Indeed, and that undercuts much of the other messages, for many of the cultural products that have largely faded away, like Native American costumes or kimonos, are being admired, not mocked, by many kids who wear them. Further, cultural appropriation can not only preserve disappearing cultural elements, but can express admiration for the admirable parts of other cultures. What is good about America is how the various people who immigrated here have cross-pollinated each other’s cultures, something that is of course not unique to our country but especially noticeable here. So when someone claims “offense” if you’ve culturally appropriated something you like—perhaps because you don’t have a detailed awareness of what that culture has suffered—my response would be “go away.”
Now I’m not saying that no costumes are offensive, for some surely are.
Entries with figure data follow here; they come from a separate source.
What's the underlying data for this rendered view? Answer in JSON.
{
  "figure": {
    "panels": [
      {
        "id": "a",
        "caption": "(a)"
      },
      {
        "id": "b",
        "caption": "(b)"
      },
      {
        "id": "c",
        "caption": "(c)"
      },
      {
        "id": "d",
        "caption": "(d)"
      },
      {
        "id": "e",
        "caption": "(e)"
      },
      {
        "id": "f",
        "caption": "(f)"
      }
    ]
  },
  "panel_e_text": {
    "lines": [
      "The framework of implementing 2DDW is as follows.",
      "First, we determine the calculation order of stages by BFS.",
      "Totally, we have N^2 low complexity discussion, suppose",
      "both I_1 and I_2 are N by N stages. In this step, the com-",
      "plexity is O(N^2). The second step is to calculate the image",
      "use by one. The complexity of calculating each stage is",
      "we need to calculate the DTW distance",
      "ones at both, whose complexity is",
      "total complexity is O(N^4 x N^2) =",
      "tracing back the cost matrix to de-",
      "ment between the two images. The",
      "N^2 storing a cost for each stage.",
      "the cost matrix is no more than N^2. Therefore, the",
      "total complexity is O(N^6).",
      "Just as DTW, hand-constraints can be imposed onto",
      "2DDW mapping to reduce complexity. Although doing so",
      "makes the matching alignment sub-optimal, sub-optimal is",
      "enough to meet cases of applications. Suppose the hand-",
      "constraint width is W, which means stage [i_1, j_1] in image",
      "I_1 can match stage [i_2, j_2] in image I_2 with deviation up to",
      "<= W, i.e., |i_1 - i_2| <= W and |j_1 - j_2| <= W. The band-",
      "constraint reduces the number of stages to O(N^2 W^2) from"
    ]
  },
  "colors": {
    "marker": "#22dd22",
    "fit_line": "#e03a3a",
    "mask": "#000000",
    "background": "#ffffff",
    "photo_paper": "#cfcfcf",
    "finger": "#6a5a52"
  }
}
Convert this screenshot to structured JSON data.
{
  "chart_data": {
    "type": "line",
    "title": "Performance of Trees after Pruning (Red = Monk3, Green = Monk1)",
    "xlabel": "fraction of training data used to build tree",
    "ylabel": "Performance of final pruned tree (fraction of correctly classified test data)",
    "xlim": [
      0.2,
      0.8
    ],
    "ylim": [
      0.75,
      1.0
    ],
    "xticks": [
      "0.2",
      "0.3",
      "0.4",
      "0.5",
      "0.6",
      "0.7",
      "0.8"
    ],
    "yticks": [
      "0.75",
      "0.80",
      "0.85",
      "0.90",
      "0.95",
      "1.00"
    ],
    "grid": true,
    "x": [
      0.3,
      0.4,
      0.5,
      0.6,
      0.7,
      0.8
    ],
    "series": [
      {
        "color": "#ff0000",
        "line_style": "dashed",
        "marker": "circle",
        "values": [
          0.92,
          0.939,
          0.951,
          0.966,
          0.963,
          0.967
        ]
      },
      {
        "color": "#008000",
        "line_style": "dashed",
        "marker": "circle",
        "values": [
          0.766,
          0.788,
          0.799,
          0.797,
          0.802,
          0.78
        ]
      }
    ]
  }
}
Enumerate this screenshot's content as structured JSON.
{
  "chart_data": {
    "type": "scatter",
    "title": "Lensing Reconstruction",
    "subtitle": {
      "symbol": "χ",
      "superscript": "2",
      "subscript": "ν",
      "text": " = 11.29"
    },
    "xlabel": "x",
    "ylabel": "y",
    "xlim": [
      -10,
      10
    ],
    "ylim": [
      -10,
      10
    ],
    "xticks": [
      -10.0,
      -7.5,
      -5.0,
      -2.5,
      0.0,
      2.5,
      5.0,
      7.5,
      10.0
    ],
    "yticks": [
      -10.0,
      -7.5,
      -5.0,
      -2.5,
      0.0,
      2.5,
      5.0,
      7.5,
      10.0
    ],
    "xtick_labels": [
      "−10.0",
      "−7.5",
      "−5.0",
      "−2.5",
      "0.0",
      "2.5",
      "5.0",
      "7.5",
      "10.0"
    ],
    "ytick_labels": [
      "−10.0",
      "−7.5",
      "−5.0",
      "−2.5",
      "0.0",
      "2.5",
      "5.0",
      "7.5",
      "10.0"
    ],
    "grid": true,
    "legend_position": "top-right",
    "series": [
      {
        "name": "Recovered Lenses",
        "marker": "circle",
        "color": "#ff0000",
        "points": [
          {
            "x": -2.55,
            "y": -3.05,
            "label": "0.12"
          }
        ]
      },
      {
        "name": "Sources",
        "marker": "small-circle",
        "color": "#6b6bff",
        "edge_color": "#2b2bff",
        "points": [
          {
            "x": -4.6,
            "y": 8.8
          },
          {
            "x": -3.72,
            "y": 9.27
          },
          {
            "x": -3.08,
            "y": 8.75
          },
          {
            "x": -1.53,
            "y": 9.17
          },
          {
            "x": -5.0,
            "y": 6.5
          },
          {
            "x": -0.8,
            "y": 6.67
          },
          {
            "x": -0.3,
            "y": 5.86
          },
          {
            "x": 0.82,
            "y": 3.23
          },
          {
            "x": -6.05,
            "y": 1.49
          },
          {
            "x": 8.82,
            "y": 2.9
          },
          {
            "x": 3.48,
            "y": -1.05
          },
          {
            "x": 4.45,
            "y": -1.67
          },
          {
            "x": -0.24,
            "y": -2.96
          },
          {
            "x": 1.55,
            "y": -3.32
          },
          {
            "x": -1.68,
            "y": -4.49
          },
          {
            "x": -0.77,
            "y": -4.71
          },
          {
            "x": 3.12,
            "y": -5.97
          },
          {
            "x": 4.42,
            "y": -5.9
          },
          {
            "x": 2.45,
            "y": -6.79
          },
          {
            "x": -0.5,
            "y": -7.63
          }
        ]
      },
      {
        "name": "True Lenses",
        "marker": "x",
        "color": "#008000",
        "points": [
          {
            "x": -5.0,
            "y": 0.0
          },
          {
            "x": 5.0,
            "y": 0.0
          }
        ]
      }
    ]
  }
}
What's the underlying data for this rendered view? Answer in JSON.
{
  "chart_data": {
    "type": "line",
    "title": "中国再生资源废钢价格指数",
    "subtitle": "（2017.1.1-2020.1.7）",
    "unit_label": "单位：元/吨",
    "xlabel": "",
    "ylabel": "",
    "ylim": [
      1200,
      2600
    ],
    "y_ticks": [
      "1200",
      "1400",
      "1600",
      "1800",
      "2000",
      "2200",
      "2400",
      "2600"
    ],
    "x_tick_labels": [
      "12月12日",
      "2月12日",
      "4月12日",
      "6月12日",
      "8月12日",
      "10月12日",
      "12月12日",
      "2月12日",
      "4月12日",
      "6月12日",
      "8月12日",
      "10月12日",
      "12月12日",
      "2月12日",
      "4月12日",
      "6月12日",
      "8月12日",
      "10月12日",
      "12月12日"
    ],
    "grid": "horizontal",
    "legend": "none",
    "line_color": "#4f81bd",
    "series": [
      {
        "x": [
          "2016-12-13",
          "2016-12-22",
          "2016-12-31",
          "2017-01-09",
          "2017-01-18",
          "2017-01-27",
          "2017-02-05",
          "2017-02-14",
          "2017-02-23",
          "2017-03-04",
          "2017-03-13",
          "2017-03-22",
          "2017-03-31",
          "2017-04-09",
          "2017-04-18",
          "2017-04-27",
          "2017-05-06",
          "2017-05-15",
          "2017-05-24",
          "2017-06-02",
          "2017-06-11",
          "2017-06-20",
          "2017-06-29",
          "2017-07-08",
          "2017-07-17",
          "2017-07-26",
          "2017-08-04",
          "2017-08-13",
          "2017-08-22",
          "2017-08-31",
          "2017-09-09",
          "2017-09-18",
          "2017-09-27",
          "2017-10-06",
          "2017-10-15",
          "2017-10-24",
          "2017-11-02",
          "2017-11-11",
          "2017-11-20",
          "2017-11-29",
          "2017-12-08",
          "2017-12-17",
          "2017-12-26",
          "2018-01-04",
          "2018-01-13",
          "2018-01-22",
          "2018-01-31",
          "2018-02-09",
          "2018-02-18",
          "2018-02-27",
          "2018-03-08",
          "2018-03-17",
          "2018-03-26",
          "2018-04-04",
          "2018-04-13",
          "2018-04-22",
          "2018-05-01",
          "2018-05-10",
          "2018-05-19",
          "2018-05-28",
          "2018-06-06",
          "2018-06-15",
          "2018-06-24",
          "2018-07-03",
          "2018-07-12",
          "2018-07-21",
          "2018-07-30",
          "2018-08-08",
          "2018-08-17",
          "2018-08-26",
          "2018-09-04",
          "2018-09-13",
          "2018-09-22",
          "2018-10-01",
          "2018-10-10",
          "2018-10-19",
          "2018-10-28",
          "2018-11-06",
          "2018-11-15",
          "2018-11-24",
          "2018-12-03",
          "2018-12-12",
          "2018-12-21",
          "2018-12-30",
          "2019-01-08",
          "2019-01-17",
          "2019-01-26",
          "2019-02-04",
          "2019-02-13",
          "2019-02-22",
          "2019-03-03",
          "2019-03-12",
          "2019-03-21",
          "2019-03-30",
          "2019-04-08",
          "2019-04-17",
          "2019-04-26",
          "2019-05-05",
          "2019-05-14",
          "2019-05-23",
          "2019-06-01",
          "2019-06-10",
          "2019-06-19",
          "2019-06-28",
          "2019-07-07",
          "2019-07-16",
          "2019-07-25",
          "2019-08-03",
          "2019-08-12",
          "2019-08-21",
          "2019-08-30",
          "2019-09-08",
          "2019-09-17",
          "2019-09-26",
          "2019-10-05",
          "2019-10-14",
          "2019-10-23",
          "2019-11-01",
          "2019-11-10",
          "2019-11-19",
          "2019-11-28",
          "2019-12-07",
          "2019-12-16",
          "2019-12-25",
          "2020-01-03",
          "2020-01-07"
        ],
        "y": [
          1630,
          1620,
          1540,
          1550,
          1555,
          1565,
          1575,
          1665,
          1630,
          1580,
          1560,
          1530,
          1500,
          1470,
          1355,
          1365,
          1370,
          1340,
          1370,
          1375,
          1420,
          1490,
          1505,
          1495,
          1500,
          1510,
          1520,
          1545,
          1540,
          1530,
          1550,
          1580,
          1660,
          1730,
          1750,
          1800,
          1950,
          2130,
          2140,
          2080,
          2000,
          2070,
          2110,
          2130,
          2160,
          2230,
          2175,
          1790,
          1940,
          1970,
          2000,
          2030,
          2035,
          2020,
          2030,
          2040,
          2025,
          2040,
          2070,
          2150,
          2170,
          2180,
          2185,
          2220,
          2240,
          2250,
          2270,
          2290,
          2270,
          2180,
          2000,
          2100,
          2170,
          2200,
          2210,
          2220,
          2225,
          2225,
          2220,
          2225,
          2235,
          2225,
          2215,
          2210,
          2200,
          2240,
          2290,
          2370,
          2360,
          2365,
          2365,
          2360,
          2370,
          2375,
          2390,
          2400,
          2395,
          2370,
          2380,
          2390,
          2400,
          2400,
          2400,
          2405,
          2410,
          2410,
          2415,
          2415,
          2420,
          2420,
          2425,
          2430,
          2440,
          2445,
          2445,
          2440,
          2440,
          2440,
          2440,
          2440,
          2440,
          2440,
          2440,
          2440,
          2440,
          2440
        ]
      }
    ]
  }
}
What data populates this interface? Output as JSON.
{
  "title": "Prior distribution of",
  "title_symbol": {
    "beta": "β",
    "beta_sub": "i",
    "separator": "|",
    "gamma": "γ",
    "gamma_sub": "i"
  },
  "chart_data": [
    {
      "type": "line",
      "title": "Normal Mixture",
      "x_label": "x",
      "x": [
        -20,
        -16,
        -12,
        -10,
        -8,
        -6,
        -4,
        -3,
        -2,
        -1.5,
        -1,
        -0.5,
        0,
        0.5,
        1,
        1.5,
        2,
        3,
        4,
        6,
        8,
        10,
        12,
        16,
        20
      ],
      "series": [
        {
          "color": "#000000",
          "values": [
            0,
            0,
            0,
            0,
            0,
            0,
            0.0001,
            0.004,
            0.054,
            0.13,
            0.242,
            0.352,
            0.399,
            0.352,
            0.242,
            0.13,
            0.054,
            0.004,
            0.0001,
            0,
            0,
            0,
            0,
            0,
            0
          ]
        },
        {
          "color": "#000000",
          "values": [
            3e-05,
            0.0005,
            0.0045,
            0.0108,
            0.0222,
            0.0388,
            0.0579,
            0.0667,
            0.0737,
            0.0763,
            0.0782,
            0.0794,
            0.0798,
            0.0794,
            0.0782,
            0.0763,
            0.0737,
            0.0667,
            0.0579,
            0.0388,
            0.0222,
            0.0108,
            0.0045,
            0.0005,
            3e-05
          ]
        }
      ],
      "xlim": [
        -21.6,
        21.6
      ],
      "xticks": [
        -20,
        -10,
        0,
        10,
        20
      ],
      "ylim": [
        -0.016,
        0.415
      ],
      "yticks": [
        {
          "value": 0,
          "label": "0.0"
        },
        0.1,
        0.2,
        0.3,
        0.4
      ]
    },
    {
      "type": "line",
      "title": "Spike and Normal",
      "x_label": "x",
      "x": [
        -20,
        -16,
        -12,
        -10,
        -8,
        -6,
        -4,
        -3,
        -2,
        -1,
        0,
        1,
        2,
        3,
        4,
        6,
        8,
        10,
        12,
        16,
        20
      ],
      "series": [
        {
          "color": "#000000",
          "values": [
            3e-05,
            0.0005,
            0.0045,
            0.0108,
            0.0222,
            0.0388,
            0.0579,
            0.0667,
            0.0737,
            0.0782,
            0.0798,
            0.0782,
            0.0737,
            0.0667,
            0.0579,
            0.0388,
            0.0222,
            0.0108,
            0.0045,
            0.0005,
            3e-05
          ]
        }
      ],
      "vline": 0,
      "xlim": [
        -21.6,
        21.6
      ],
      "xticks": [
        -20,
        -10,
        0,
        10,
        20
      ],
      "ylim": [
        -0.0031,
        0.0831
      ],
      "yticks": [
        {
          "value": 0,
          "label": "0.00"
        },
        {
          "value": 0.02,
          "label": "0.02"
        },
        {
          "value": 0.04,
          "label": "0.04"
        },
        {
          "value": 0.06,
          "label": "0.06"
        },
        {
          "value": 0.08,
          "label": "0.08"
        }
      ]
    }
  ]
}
Blackface, for example, has bad historical connections with racism. What I dislike about these campus-wide efforts is the policing involved: one group takes it upon itself to arbitrate or censor the costumes of everyone else. It’s simply leisure fascism, and students, who after all are adults living in this world, can learn these lessons on their own—the process is called “growing up”—rather than being subject to arrogant and hectoring propagandizing by student Pecksniffs who flaunt their moral purity.
So although some Asians claim that they are a marginalized and oppressed group in the U.S., I’d have no patience for someone calling out a little girl, or a student, wearing a Princess Mononoke costume. We don’t have to accept (as U. Mass. apparently has) the dicta of groups like the Amherst Leisure Police, who succeed only out of liberal’s desperate fear of being called racists.